The US economy’s slowing: the Fed wants to be sure it won’t stall
The American economy is either normalising and headed for a soft landing, or for a crash. Inflation is either tamed, or a threat to society. Shares are so overpriced that a major sell-off is around the corner, or so underpriced, relative to future earnings, as to be ready for an upward surge. Consumers are either tapped out, or merely becoming picky about prices and using their record wealth for expensive concert tickets, to descend on Europe in hordes that prompt jammed cities to impose taxes to keep them away, and legally bet $35 billion on NFL games this season. The jobs market is either in a healthier balance than it has been for a long time, or increasingly unable to provide enough job opportunities for the existing workforce and new entrants.
Even economists who agree on the likely course of the economy can’t agree on the policy prescription. Consider three of the best. Both Barack Obama’s chief economist, Jason Furman, and Bill Clinton’s Treasury secretary, Larry Summers, agree that the economy is slowing. But Furman sees a soft landing ahead if the Fed cuts interest rates, while Summers told a Council on Foreign Relations confab: “Given the magnitude of our fiscal challenges” — debt and deficits much too high in lay speak — “there’s a bit of excessive optimism about inflation” and not a great deal of room for reductions in interest rates. Wrong, chimes in Austan Goolsbee, the talented president of the Federal Reserve Bank of Chicago. He thinks rates must come down to a level consistent with an economy that is not overheating, and a “job market [that] is … flashing warning lights”.
Differences of opinions among economists are no surprise, given the competing signals that the data is sending. It certainly seems plausible to conclude — as Jerome Powell, the Fed chairman has — that the economy is slowing. The latest Fed survey shows that economic activity was flat or declining in nine of its 12 districts, up from five last month, while it grew in three, and only “slightly”. The Institute of Supply Management manufacturing index for August came in at 47.2 per cent. Below 50 indicates a slowdown. Low-income consumers are hurting, eschewing clothes purchases and concentrating on foods. The credit card delinquency rate is at its highest level in almost 13 years. But the economy is growing at a satisfactory 2 per cent rate, according to the Atlanta Federal Reserve Bank. Household wealth rose by $5 trillion in the first quarter, to a record $161 trillion, as rising asset prices — shares and houses — drove consumer confidence to a six-month high. The service sector has moved from decline to growth. Imports are surging, suggesting that the economy cannot produce enough stuff to meet consumers’ demand.
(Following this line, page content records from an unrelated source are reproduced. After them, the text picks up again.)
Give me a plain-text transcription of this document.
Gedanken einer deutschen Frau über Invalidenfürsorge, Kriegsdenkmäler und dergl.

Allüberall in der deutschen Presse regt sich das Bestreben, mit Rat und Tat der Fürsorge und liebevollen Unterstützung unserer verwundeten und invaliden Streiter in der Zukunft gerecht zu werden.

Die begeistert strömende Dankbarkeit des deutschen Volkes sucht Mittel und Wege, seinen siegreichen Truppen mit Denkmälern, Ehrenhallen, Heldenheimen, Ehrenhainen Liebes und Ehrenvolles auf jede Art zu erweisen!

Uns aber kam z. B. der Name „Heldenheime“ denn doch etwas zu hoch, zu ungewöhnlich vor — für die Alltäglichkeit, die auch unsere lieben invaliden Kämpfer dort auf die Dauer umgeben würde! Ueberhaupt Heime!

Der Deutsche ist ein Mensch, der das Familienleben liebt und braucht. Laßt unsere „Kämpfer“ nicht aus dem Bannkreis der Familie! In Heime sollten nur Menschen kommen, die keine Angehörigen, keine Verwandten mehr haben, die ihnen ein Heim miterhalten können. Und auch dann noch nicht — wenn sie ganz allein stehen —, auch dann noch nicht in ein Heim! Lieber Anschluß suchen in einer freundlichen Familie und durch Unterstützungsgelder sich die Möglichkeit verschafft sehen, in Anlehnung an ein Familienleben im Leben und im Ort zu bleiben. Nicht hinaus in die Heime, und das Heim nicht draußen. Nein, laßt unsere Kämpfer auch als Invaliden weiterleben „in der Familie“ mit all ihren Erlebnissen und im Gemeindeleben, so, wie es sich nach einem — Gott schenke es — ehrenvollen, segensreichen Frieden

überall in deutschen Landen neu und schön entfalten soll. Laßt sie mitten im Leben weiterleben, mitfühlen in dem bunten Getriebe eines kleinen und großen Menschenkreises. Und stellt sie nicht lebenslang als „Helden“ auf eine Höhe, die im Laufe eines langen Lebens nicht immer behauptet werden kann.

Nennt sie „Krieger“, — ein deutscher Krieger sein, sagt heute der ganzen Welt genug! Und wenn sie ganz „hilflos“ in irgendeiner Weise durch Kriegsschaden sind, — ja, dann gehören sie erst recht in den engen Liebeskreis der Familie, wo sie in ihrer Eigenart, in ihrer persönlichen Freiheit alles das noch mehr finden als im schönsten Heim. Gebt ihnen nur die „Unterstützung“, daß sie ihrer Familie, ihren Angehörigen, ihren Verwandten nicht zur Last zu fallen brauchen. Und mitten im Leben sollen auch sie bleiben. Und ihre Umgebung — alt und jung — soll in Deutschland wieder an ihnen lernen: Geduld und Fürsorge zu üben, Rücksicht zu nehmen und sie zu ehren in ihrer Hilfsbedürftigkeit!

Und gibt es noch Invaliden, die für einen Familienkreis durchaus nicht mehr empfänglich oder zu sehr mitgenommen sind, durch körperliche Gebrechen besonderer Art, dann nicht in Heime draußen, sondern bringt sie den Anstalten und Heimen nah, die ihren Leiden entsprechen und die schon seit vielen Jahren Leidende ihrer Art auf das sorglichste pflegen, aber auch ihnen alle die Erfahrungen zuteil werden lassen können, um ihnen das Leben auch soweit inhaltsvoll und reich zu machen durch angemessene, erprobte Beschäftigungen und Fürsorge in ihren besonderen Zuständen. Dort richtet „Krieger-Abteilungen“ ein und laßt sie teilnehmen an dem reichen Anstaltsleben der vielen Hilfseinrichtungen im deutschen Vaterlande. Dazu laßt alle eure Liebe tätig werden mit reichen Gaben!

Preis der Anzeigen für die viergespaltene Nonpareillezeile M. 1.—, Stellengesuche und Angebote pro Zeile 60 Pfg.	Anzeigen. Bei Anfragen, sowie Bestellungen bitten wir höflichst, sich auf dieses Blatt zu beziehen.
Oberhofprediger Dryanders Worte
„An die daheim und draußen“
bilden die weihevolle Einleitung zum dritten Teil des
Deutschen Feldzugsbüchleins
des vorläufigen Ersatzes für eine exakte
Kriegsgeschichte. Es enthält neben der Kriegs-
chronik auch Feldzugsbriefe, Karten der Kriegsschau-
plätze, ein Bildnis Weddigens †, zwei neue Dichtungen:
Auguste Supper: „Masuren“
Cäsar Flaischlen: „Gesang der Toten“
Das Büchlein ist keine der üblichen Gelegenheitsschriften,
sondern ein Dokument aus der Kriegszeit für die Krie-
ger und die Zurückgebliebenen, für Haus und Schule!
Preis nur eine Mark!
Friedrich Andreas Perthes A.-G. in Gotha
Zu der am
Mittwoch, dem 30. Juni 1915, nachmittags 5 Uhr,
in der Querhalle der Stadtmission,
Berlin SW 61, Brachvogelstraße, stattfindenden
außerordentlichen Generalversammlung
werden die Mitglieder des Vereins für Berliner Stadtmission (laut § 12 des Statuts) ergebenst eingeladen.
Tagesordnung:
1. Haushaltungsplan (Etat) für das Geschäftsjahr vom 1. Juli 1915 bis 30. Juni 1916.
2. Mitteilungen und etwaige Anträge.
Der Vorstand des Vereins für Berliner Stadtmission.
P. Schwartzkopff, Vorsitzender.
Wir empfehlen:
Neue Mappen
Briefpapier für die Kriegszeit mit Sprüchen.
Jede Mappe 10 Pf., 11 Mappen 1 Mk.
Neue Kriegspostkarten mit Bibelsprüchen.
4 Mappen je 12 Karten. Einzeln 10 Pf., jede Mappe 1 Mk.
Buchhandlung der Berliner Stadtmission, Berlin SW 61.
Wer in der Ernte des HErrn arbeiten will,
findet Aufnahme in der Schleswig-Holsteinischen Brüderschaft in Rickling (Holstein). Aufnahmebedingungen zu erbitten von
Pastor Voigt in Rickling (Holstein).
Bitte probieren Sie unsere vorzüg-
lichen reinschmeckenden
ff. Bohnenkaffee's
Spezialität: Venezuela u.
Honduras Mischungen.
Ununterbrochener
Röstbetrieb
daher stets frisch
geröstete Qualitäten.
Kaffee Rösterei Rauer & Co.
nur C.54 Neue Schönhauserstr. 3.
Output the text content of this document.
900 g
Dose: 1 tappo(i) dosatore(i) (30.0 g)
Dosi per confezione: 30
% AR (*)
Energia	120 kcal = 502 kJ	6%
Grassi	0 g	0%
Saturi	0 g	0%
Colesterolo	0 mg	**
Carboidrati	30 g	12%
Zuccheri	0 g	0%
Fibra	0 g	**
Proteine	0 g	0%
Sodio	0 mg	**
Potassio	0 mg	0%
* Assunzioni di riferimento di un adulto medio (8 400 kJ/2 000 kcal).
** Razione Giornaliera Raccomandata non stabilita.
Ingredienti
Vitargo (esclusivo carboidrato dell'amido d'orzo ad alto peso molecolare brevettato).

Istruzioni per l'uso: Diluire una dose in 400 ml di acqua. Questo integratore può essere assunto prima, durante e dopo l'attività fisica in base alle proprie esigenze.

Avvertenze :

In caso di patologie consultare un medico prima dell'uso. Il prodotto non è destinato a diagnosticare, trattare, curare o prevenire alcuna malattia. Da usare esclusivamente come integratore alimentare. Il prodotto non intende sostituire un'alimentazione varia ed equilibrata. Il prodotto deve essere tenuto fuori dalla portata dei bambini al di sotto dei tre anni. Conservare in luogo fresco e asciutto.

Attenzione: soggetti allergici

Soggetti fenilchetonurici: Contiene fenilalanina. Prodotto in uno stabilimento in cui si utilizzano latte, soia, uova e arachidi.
Inflation indicators are equally confusing. The Fed’s preferred measure of inflation did sit at 2.6 per cent in July, reasonably close to its 2 per cent target. But as the Lindsey Group reports, every one of the many other sensible measures of inflation is running much hotter, which may explain continued consumer unhappiness as they confront the real world in their supermarkets, rent and insurance bills, and notice that prices are still rising and remain some 20 per cent higher than when President Trump prowled the corridors of the White House.
Nevertheless, Powell felt sufficiently confident that the Fed’s interest-rate medicine is bringing down the inflation fever to all-but promise a cut in its benchmark interest rate this month. Also, keep in mind that his mandate to bring down inflation is accompanied by one requiring him to maintain full employment. That second mandate just might justify a rate cut given Goolsbee’s “warning lights”.
The number of job openings was once double the number of job seekers. Now the ratio of openings to seekers is about 1:1, the lowest in more than three years. As recently as April 2022, 3 per cent of workers told their employers to take this job and stuff it, confident that the grass was greener elsewhere. In July only a historically low 2.1 per cent took that chance, despite surveys showing a decline in satisfaction with pay and benefits. Bidding wars for workers are no more: pay offers for jobs in most sectors are down, in some cases by tens of thousands of dollars. The government reported that 142,000 jobs were created in August, and also revised the June and July estimates down by a total of 86,000 jobs, almost 30 per cent, continuing major revisions that make initial estimates a pillar of sand on which to build policy.
Powell announced last month that his team, driven as always by the data, discerns support for a cut in its benchmark interest rate. A pilot who has told his trusting passengers they are headed for a soft landing, and then suddenly pulls back on the plane’s joystick would create a panic. Fed chairs don’t like to do that. Look for a rate cut and a denial that it can be taken as a harbinger.